Research Brief: Girls’ home and early experiences in Swaziland are associated with risk for childhood sexual violence
Sexual violence against girls in childhood (before age 18) is a substantial global health and human rights problem. Despite concerns regarding sexual violence against girls, prior to this study few studies had measured the burden of violence in sub-Saharan Africa. The Violence Against Children Survey (VACS) was conducted in Swaziland with a nationally representative sample of girls and young women ages 13-24 from selected households in 2007. A previous study using Swaziland data found that one in three girls – 33% – experienced sexual violence in childhood. Childhood sexual violence included forced or coerced sex, attempted unwanted sex, and unwanted forced touching. This study evaluated what characteristics are associated with increased risk of experiencing childhood sexual violence among girls in Swaziland.
This paper reports findings from the 2007 Swaziland VACS, which was the first VACS completed. In Swaziland, data were only collected for girls. This study was important for establishing the methodology of the VACS and for reporting the national prevalence of violence among female children in Swaziland. This study lays the groundwork for future VACS studies and reports in other countries, which allows cross-national comparisons of the rates of violence, its circumstances, and consequences.
- Girls whose relationship with their mothers was not close had higher rates of childhood sexual violence.
- Girls who lived in a household with more people also had higher rates of childhood sexual violence.
- Girls who were not attending school at the time of the survey had higher rates of childhood sexual violence.
- Girls who experienced emotional violence by a parent or witnessed emotional violence before the age of 13 were also more likely to experience childhood sexual violence.

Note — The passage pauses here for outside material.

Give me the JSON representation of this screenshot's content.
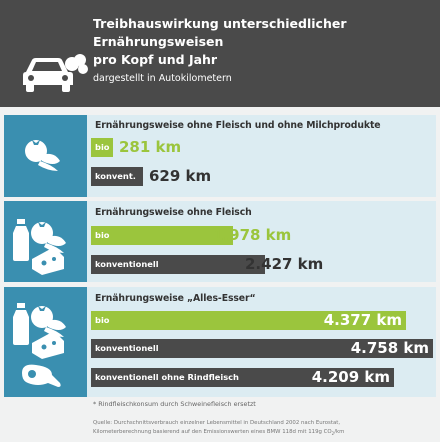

- Girls who knew another child who had experience sexual violence were more likely to experience sexual violence themselves.
- Some factors were not associated with experiencing childhood sexual violence among girls. These included experiencing physical violence in childhood, having peer social support, and living in multiple households in childhood.

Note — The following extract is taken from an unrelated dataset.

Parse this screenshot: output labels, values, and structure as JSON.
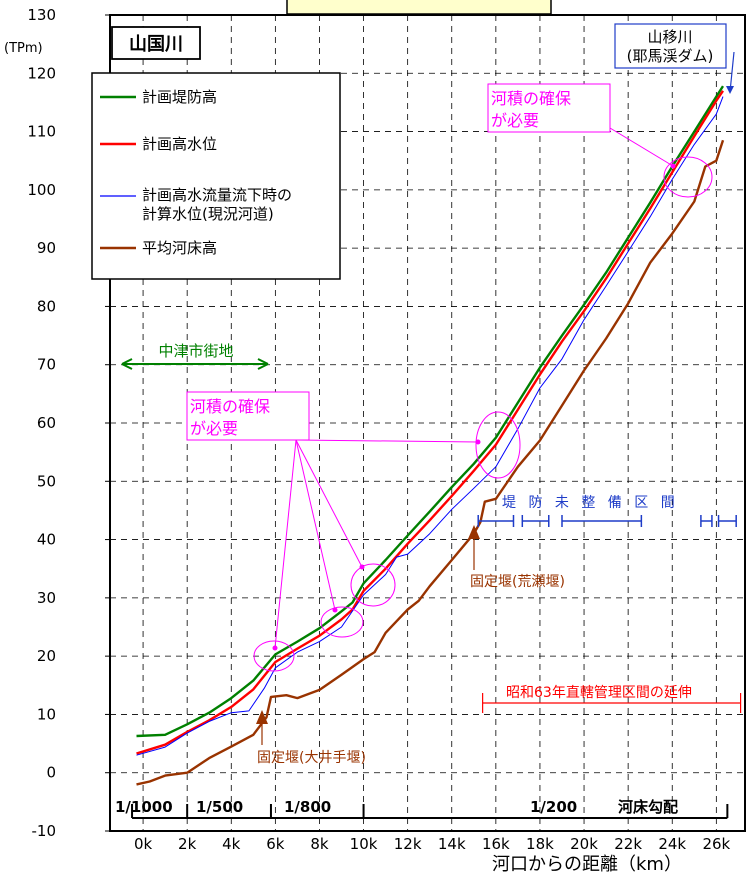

What is added by this report?
This study found several factors were associated with being a victim of childhood sexual violence among girls in Swaziland. The findings suggest that girls who lack a close relationship with their mothers and those who are not in school may be particularly vulnerable to childhood sexual violence. This study also found a connection between childhood sexual violence and emotional violence – both experiencing and witnessing it. This information can help identify the groups who are potentially most vulnerable to childhood sexual violence, and inform ways to identify victims, provide services, and prevent victimization among the most vulnerable groups.
Breiding MJ, Reza A, Gulaid J, Blanton C, Mercy JA, Dahlberg LL, Dlamini N, Bamrah S. Risk factors associated with sexual violence towards girls in Swaziland. Bulletin of the World Health Organization 2011; 89: 203-210.
*Footnote: some variation between prevalence estimates from published papers and country reports may exist. This variation reflects slight differences in the subsamples and variables used in the analyses.